Bütün güzel şeyler sevgiden doğar.

Bütün kötülüklerin anası sevgisizliktir.

Sevgisizliğin egemen olduğu bir sosyal ortamda, kötülükten başka bir şey üremez.

“Birbirinizi gerçekten sevmedikçe, inanmış sayılmazsınız ve cennete giremezsiniz”

Sevgisizlik, bu dünyayı cehenneme çevirecek bir felakettir.

(..)

Bu ateş hepimizi tehdit etmektedir.

Buradan çıkmanın yolu, öfkenin, şiddetin, nefretin dilini körüklemek değil;

Sevginin dilini, daha açık bir ifadeyle Hazreti Peygamberin dilini egemen kılmaktır.



Sevgili kardeşlerim,

Sevginin en açık tezahürü ahlaktır.

Yüce Peygamberimiz,

“Ben güzel ahlakı tamamlamak için gönderildim” buyuruyor.
Bunun anlamı açıktır:

Okuduğumuz Kur’an-ı Kerim bizi güzel ahlaka götürmüyorsa,
Biz başka bir kitap okuyoruz demektir.

(..)



Hazreti Muhammed’in sünneti, O’nun güzel ahlakıdır.

O’nun hayat tarzıdır.

Çünkü o, yaşayan Kur’an’dır.

Peygamberin ahlakıyla ahlaklanmadıkça,

Ne yaparsanız yapınız, kurtuluş mümkün değildir.

“Müslümanım” diyen herkesin kendisini sorgulaması gereken nokta budur.

Yüce peygamberimiz:

“Komşusu açken tok yatan bizden değildir.” buyuruyor. Bu ne büyük, ne güzel bir sorumluluktur.

Ben şimdi, zenginleşir zenginleşmez, içinde büyüdüğü fakir mahallesini terk eden dindarlara sesleniyorum:

“Kendinize zengin komşular edinerek bu sorumluluktan kurtulduğunuzu mu sanıyorsunuz?”

Hayır, siz fakir komşularınızdan değil, peygamberden uzaklaşıyorsunuz.

Unutmayalım ki, Medine’nin en yoksulu nasıl yaşıyorsa,

Allah’ın peygamberi de öyle yaşıyordu.

Benzer örnekleri sabaha kadar uzatabilirim.

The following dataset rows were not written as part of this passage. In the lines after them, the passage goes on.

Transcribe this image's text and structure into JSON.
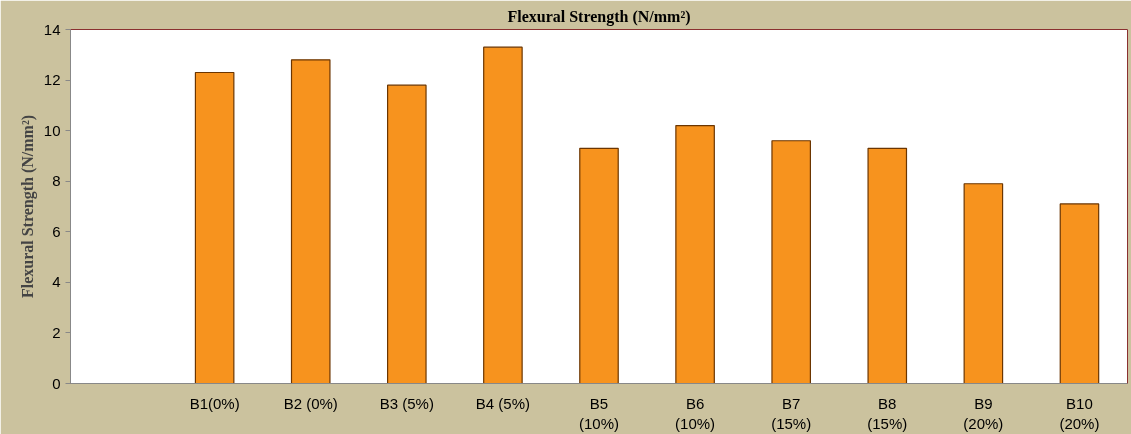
{
  "chart_data": {
    "type": "bar",
    "title": "Flexural Strength (N/mm²)",
    "ylabel": "Flexural Strength (N/mm²)",
    "categories": [
      null,
      "B1(0%)",
      "B2 (0%)",
      "B3 (5%)",
      "B4 (5%)",
      "B5 (10%)",
      "B6 (10%)",
      "B7 (15%)",
      "B8 (15%)",
      "B9 (20%)",
      "B10 (20%)"
    ],
    "values": [
      null,
      12.3,
      12.8,
      11.8,
      13.3,
      9.3,
      10.2,
      9.6,
      9.3,
      7.9,
      7.1
    ],
    "color": "#f7931e",
    "ylim": [
      0,
      14
    ],
    "yticks": [
      0,
      2,
      4,
      6,
      8,
      10,
      12,
      14
    ],
    "grid": false
  }
}
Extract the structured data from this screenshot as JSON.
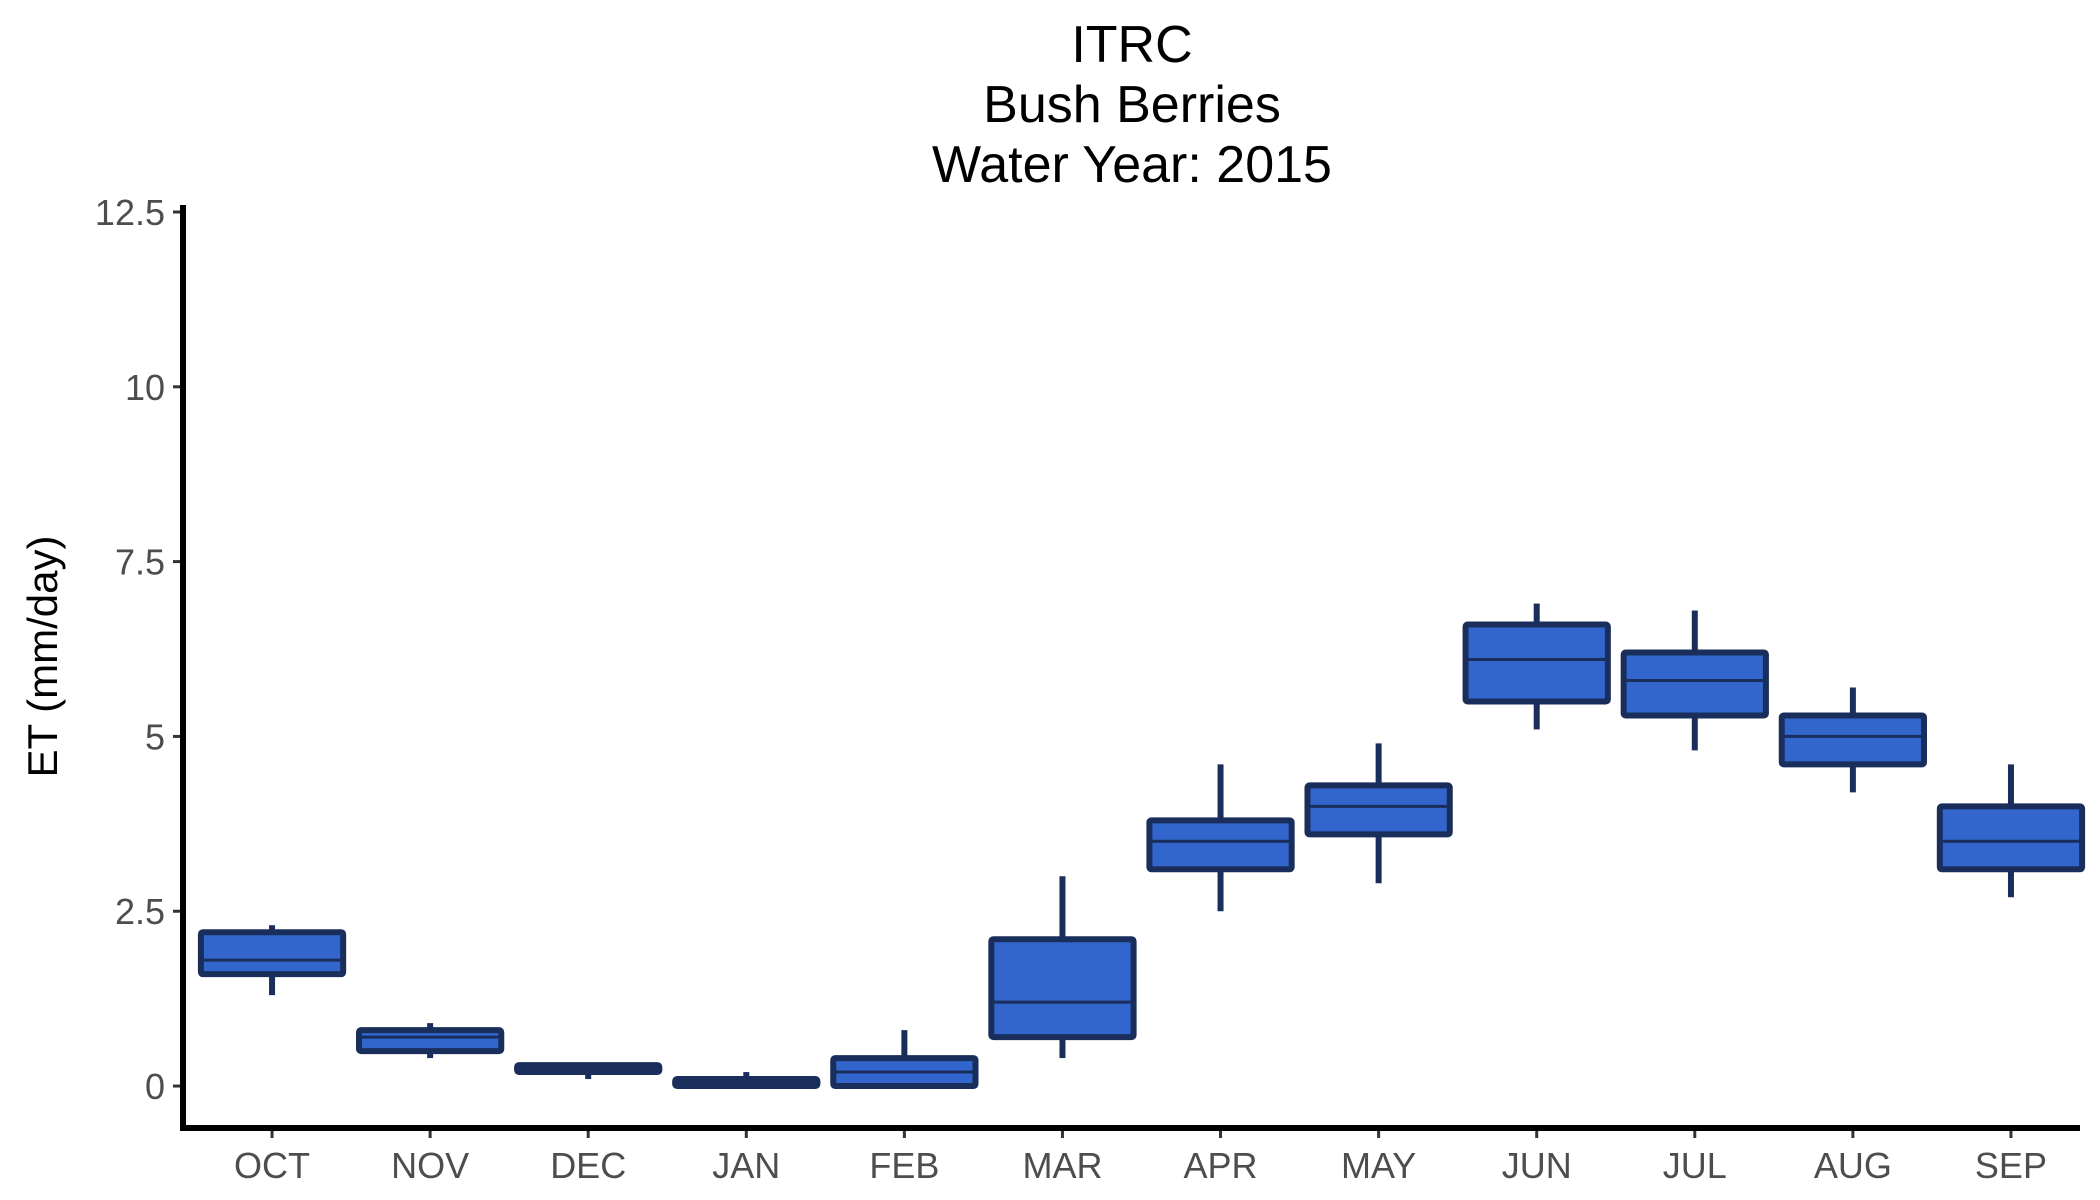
{
  "chart_data": {
    "type": "boxplot",
    "title_lines": [
      "ITRC",
      "Bush Berries",
      "Water Year: 2015"
    ],
    "xlabel": "",
    "ylabel": "ET (mm/day)",
    "ylim": [
      -0.6,
      12.6
    ],
    "yticks": [
      0,
      2.5,
      5,
      7.5,
      10,
      12.5
    ],
    "ytick_labels": [
      "0",
      "2.5",
      "5",
      "7.5",
      "10",
      "12.5"
    ],
    "categories": [
      "OCT",
      "NOV",
      "DEC",
      "JAN",
      "FEB",
      "MAR",
      "APR",
      "MAY",
      "JUN",
      "JUL",
      "AUG",
      "SEP"
    ],
    "boxes": [
      {
        "min": 1.3,
        "q1": 1.6,
        "median": 1.8,
        "q3": 2.2,
        "max": 2.3
      },
      {
        "min": 0.4,
        "q1": 0.5,
        "median": 0.7,
        "q3": 0.8,
        "max": 0.9
      },
      {
        "min": 0.1,
        "q1": 0.2,
        "median": 0.25,
        "q3": 0.3,
        "max": 0.3
      },
      {
        "min": 0.0,
        "q1": 0.0,
        "median": 0.05,
        "q3": 0.1,
        "max": 0.2
      },
      {
        "min": 0.0,
        "q1": 0.0,
        "median": 0.2,
        "q3": 0.4,
        "max": 0.8
      },
      {
        "min": 0.4,
        "q1": 0.7,
        "median": 1.2,
        "q3": 2.1,
        "max": 3.0
      },
      {
        "min": 2.5,
        "q1": 3.1,
        "median": 3.5,
        "q3": 3.8,
        "max": 4.6
      },
      {
        "min": 2.9,
        "q1": 3.6,
        "median": 4.0,
        "q3": 4.3,
        "max": 4.9
      },
      {
        "min": 5.1,
        "q1": 5.5,
        "median": 6.1,
        "q3": 6.6,
        "max": 6.9
      },
      {
        "min": 4.8,
        "q1": 5.3,
        "median": 5.8,
        "q3": 6.2,
        "max": 6.8
      },
      {
        "min": 4.2,
        "q1": 4.6,
        "median": 5.0,
        "q3": 5.3,
        "max": 5.7
      },
      {
        "min": 2.7,
        "q1": 3.1,
        "median": 3.5,
        "q3": 4.0,
        "max": 4.6
      }
    ],
    "box_fill": "#3366cc",
    "box_stroke": "#1a2e5c",
    "axis_color": "#000000",
    "grid": false,
    "legend": "none"
  }
}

Lütfen kimse beni yanlış anlamasın.

Amacım birilerinin dinini ya da dindarlığını sorgulamak değildir.

Ben bir siyasetçiyim ve ahlak bunalımının bir toplumu nerelere savurabileceğini biliyorum.

Hepimiz, her gün inanılmaz olaylara şahit oluyoruz.

Aziz milletimizin yüzyıllar boyunca özümsediği, içselleştirdiği peygamber ahlakından uzaklaşırsak,

Din adına, dindarlık adına ne yaparsak yapalım sonuç hüsran olacaktır.

Çünkü uzaklaştığımız o ahlakın yerine ikame edebileceğimiz bir şeyimiz yok.

Hiçbir siyaset,

Hiçbir ideoloji,

Hiçbir sosyal program o boşluğu dolduramaz.

(..).




Sizi temin ederim ki,

Bunların hiçbiri, ahlaktan soyutlanmış bir sözüm ona dindarlık kadar,

toplumsal dokumuzu tahrip edemez.

Ahlakla siyaseti,

Ahlakla ticareti,

Ahlakla makam, mevki ve serveti takas etmeye başlamışsak,

Helak olmuş kavimlerin yoluna girmişiz demektir.

Yüce peygamber diyor ki:

“Sizden öncekilerin helak olmalarının sebebi şuydu: İçlerinden itibarlı-zengin biri hırsızlık yapınca onu serbest bırakırlar, güçsüz biri bir şey çalınca onu cezalandırırlardı.”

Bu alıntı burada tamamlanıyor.